Now the British Columbia-built aluminum vessel is in dry dock at Camp and Cruise in Marne, being inspected for what might have caused it to sink at the Grand Haven Municipal Marina early Saturday, Gwen Noren said.
Police responded to the marina at around 3 a.m. Saturday when a neighboring boater reported the vessel sinking at its slip. Nobody was on the Norens’ boat at the time.
“We were out in it on Friday,” Gwen said. “It was fine.”
She said it was a shock for them to come to the marina and see the 2006 boat listing, with one side sitting on the bottom of the channel.
Gwen said they called in TowBoatUS to get the boat out of the water.
“They used air bags to raise it out of the water,” she said. “A diver went down and put those on.”
The boat was out of the water before noon Saturday, according to a witness.
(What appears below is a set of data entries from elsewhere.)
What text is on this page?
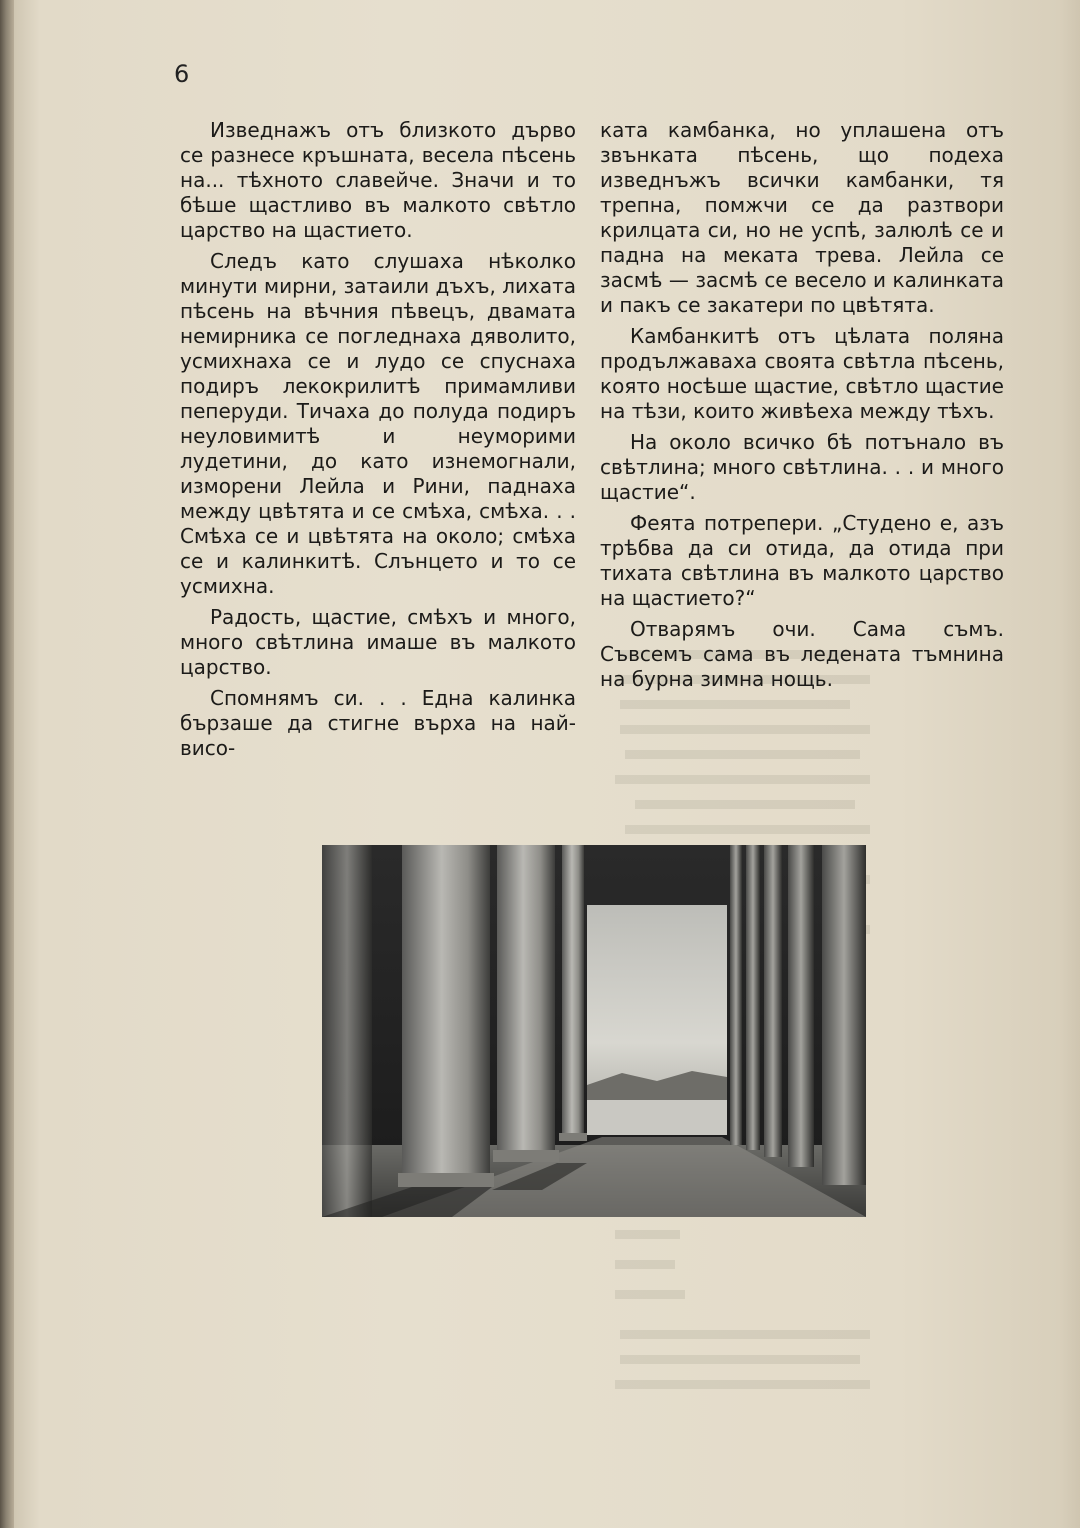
6

Изведнажъ отъ близкото дърво се разнесе кръшната, весела пѣсень на... тѣхното славейче. Значи и то бѣше щастливо въ малкото свѣтло царство на щастието.

Следъ като слушаха нѣколко минути мирни, затаили дъхъ, лихата пѣсень на вѣчния пѣвецъ, двамата немирника се погледнаха дяволито, усмихнаха се и лудо се спуснаха подиръ лекокрилитѣ примамливи пеперуди. Тичаха до полуда подиръ неуловимитѣ и неуморими лудетини, до като изнемогнали, изморени Лейла и Рини, паднаха между цвѣтята и се смѣха, смѣха. . . Смѣха се и цвѣтята на около; смѣха се и калинкитѣ. Слънцето и то се усмихна.

Радость, щастие, смѣхъ и много, много свѣтлина имаше въ малкото царство.

Спомнямъ си. . . Една калинка бързаше да стигне върха на най-висо-

ката камбанка, но уплашена отъ звънката пѣсень, що подеха изведнъжъ всички камбанки, тя трепна, помжчи се да разтвори крилцата си, но не успѣ, залюлѣ се и падна на меката трева. Лейла се засмѣ — засмѣ се весело и калинката и пакъ се закатери по цвѣтята.

Камбанкитѣ отъ цѣлата поляна продължаваха своята свѣтла пѣсень, която носѣше щастие, свѣтло щастие на тѣзи, които живѣеха между тѣхъ.

На около всичко бѣ потънало въ свѣтлина; много свѣтлина. . . и много щастие“.

Феята потрепери. „Студено е, азъ трѣбва да си отида, да отида при тихата свѣтлина въ малкото царство на щастието?“

Отварямъ очи. Сама съмъ. Съвсемъ сама въ ледената тъмнина на бурна зимна нощь.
It was towed to the launch and put on a trailer before being taken to a mechanic.
“We still don’t know what made it sink,” Gwen said Monday afternoon.
Gwen said both the Sea Town workers and the U.S. Coast Guard checked the boat and didn’t see anything that caused it to sink.
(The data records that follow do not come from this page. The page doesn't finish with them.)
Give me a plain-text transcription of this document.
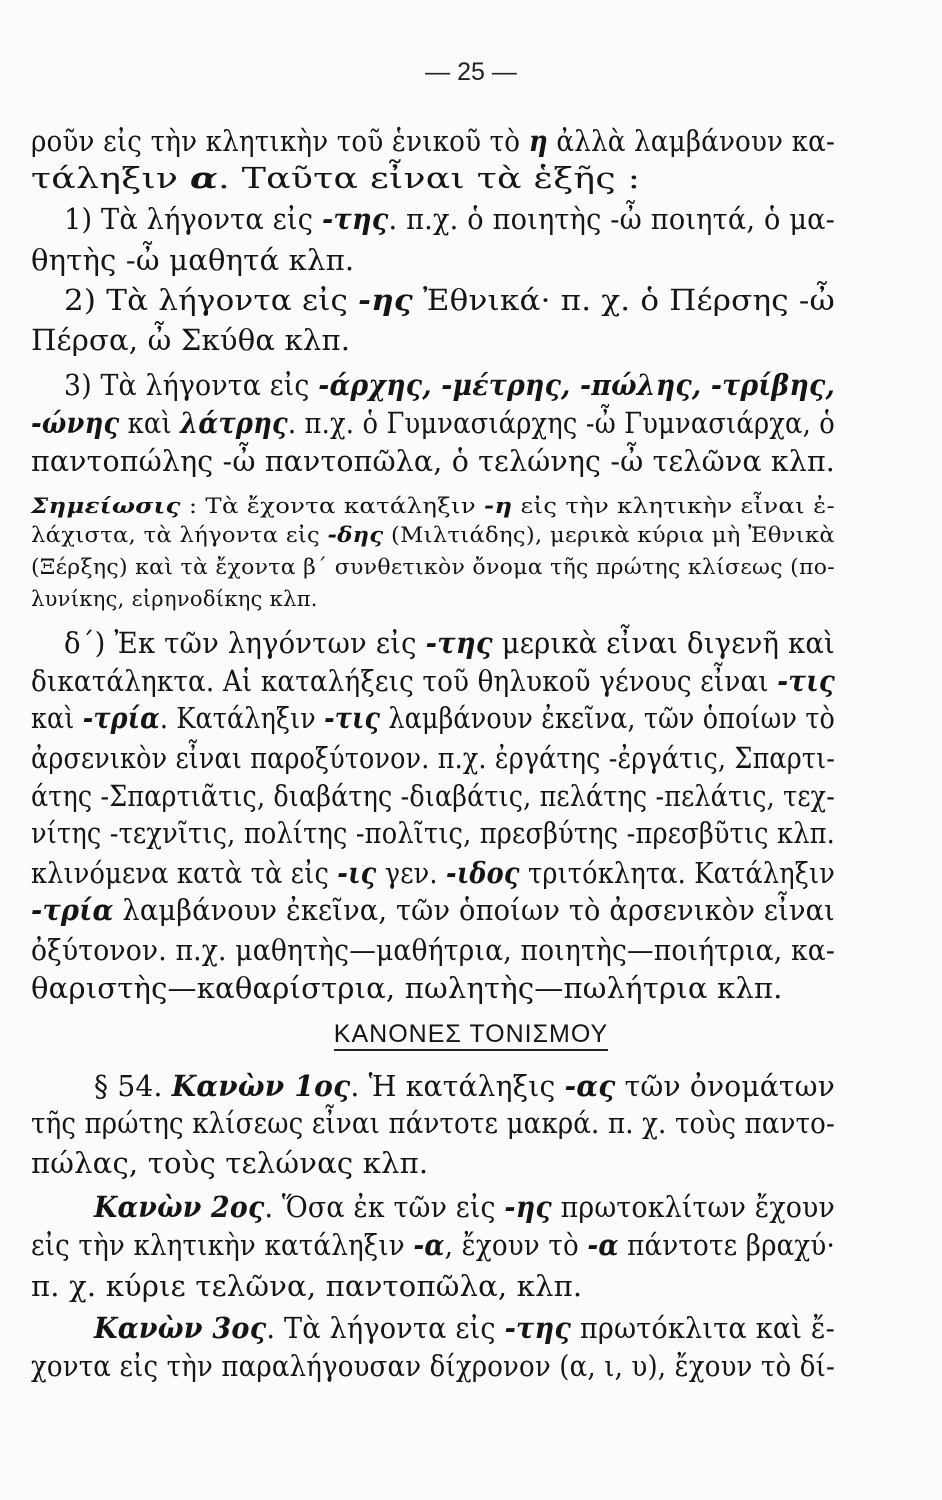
— 25 —
ροῦν εἰς τὴν κλητικὴν τοῦ ἑνικοῦ τὸ η ἀλλὰ λαμβάνουν κα-
τάληξιν α. Ταῦτα εἶναι τὰ ἑξῆς :
1) Τὰ λήγοντα εἰς -της. π.χ. ὁ ποιητὴς -ὦ ποιητά, ὁ μα-
θητὴς -ὦ μαθητά κλπ.
2) Τὰ λήγοντα εἰς -ης Ἐθνικά· π. χ. ὁ Πέρσης -ὦ
Πέρσα, ὦ Σκύθα κλπ.
3) Τὰ λήγοντα εἰς -άρχης, -μέτρης, -πώλης, -τρίβης,
-ώνης καὶ λάτρης. π.χ. ὁ Γυμνασιάρχης -ὦ Γυμνασιάρχα, ὁ
παντοπώλης -ὦ παντοπῶλα, ὁ τελώνης -ὦ τελῶνα κλπ.
Σημείωσις : Τὰ ἔχοντα κατάληξιν -η εἰς τὴν κλητικὴν εἶναι ἐ-
λάχιστα, τὰ λήγοντα εἰς -δης (Μιλτιάδης), μερικὰ κύρια μὴ Ἐθνικὰ
(Ξέρξης) καὶ τὰ ἔχοντα β΄ συνθετικὸν ὄνομα τῆς πρώτης κλίσεως (πο-
λυνίκης, εἰρηνοδίκης κλπ.
δ΄) Ἐκ τῶν ληγόντων εἰς -της μερικὰ εἶναι διγενῆ καὶ
δικατάληκτα. Αἱ καταλήξεις τοῦ θηλυκοῦ γένους εἶναι -τις
καὶ -τρία. Κατάληξιν -τις λαμβάνουν ἐκεῖνα, τῶν ὁποίων τὸ
ἀρσενικὸν εἶναι παροξύτονον. π.χ. ἐργάτης -ἐργάτις, Σπαρτι-
άτης -Σπαρτιᾶτις, διαβάτης -διαβάτις, πελάτης -πελάτις, τεχ-
νίτης -τεχνῖτις, πολίτης -πολῖτις, πρεσβύτης -πρεσβῦτις κλπ.
κλινόμενα κατὰ τὰ εἰς -ις γεν. -ιδος τριτόκλητα. Κατάληξιν
-τρία λαμβάνουν ἐκεῖνα, τῶν ὁποίων τὸ ἀρσενικὸν εἶναι
ὀξύτονον. π.χ. μαθητὴς—μαθήτρια, ποιητὴς—ποιήτρια, κα-
θαριστὴς—καθαρίστρια, πωλητὴς—πωλήτρια κλπ.
§ 54. Κανὼν 1ος. Ἡ κατάληξις -ας τῶν ὀνομάτων
τῆς πρώτης κλίσεως εἶναι πάντοτε μακρά. π. χ. τοὺς παντο-
πώλας, τοὺς τελώνας κλπ.
Κανὼν 2ος. Ὅσα ἐκ τῶν εἰς -ης πρωτοκλίτων ἔχουν
εἰς τὴν κλητικὴν κατάληξιν -α, ἔχουν τὸ -α πάντοτε βραχύ·
π. χ. κύριε τελῶνα, παντοπῶλα, κλπ.
Κανὼν 3ος. Τὰ λήγοντα εἰς -της πρωτόκλιτα καὶ ἔ-
χοντα εἰς τὴν παραλήγουσαν δίχρονον (α, ι, υ), ἔχουν τὸ δί-
ΚΑΝΟΝΕΣ ΤΟΝΙΣΜΟΥ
The Norens say they are disappointed that they won’t be able to leave on their trip as planned. But they will still do the trip — if not this year, then probably next year, Gwen said.
According to the America’s Great Loop Cruisers Association, The Great Loop is a circumnavigation of the eastern U.S. and part of Canada. The route includes the Atlantic Intracoastal Waterway, the New York State Canals, the Canadian Canals, the Great Lakes, the inland rivers and the Gulf of Mexico.
The Great Loop is a minimum of 5,250 miles, but depending on which route choice and which side trips you take, it can be extended to include thousands of more miles. Most Loopers report their Great Loop trip to be in the 6,000-mile range.